No worries! Hit the Sign Me Up! button and you will receive my posts as soon as they are published.
Do you think my ideas would benefit someone you know? Share it! Spread the word! Sharing is caring 🙂
Hi,
As for MAP transformers, I tend to create some structure-building services which will fall under these categories:
– encapsulate known (logical) structures (reduce manual mapping)
– have a potential for reuse (will be used in another similar transformation)
In the first case I some times have a need to create a reverse transformation, so I end up by storing these two services in the same place which helps find them in a latter opportunity (so they tend to be reused often).
Best regards
“better performance: transformers scope down the data sent to the service; because fewer data gets passed around, the performance is better.”
As you note a few lines after this, measure to determine. In my mind, the difference between direct invoke and via transfer has got to be so minisule as to be a non-factor. For me, the use, or non-use, of a transformer is for reasons other than performance.
My rule of thumb: if the map step will map multiple items and use one or more transformers, use transformers. If you create a map step and the ONLY thing it does is use one transformer, do direct invoke instead for readability.
“Having extra or unnecessary MAP steps can affect performance.”
Have you measured this? As above, my impression is that any such performance hit is negligible. Combine for readability/maintainability, not performance.
“For performance reasons, it is not recommended that you use the services pub.list:appendToDocumentList and pub.list:appendToStringList.
The performance degradation is noticeable when you are trying to append a large number of records (1000+) and, of course, it depends on the resources you allocate to the JVM.”
The number of records at which performance drops off varies. These days, 1000+ really isn’t a problem at all (the JVMs have gotten really good at array realloc). Might I offer that instead of recommending these be avoided, point out the performance aspects to be considered and evaluated. For many scenarios, those 2 services are just fine — indeed, I use them more than not. As stated in the thread you mentioned: “Do *not* assume one approach will be faster than another.

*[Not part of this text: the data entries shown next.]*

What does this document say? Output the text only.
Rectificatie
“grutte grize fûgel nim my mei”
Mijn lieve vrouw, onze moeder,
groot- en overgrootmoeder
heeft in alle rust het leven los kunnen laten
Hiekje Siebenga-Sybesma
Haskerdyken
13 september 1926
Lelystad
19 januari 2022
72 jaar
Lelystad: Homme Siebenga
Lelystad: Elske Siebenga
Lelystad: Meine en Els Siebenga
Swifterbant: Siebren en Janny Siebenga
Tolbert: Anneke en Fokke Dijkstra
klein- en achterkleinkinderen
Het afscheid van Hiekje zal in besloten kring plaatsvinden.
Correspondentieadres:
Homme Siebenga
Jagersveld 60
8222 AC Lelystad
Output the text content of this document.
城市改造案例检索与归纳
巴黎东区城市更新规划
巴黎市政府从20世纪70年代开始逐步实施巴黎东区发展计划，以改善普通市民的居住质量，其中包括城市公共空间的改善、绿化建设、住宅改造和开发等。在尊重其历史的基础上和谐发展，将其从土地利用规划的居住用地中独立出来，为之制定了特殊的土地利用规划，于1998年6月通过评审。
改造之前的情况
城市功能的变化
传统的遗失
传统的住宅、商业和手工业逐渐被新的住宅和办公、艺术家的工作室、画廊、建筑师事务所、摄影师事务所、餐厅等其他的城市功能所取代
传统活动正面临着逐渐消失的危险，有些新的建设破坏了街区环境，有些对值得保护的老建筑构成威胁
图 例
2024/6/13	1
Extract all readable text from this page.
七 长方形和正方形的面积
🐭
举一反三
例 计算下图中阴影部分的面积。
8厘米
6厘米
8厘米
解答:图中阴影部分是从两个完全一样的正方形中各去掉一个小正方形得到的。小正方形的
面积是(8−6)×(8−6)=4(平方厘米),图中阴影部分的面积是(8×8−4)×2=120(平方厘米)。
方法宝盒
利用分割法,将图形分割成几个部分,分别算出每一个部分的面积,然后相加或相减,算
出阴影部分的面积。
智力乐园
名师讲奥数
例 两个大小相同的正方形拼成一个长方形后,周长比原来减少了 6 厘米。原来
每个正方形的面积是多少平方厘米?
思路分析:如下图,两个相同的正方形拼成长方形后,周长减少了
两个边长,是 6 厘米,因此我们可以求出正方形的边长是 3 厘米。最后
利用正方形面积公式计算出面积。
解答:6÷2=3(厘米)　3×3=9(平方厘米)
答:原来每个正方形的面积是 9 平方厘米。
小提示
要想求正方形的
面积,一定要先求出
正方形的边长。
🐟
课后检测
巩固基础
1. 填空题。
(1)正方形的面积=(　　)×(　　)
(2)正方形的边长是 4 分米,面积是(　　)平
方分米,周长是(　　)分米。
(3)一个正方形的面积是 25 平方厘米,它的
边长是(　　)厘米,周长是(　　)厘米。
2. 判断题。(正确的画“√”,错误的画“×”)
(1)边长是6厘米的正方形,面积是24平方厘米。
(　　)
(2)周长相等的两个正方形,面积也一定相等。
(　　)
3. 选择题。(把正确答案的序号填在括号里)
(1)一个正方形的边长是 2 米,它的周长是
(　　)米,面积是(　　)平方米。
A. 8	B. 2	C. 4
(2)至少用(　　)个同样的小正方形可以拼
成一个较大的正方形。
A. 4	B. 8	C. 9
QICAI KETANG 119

Measure.” 🙂
Nice set of articles!
Hi Rob,
Thank you for the comment and for your ideas.
I agree with you. Measurements are essential to see what solution works best for every integration scenario.
The tests that I have done were not “formal”, but offered some answers and validations:
For the unnecessary MAP steps topic
– the performance was better by between 30% and 50% when deleting unnecessary MAP steps (11 unnecessary MAP steps)
– although the percentage is high, this only translates in a response time faster by 1-3 ms (so, not that much)
– when having a huge data model that is passed through the unnecessary MAP steps, the performance is worse
– when only strings or small doc types are passed through the unnecessary MAP steps, the performance is the same in all scenarios
As I said in one of the posts, the desire is to find the best compromise between performance and readability, and certainly useless MAP steps affect readability more than performance.
For the transformer performance topic
– the tests that I did here showed little improvement (in my test setup)
– I believe that there might be scenarios in which this justifies itself, but giving up on readability in preparation for such a scenario is not a good idea
– I agree with your rule of thumb as it goes along the lines of what I said in part 5 in the Using Transformers PRO/CON section
For the appendTo… topic
– Here I did not actually test. The Tech forum and the SoftwareAG docs speak of the design of these services as not being tailored at working with a huge number of records (the definition of huge changed in the last years)
– I agree that this services can be used as far as they do not degrade the performance. In most cases, using them is the most convenient solution.
– The idea is that we should be aware of the restrictions that come with this services. They might be a fit for one integration but yield poor performance for another. Highly dependent on the setup and integration scenario
– 100% agree with your “Do not assume…Measure!” statement. It speaks the truth and it is catchy!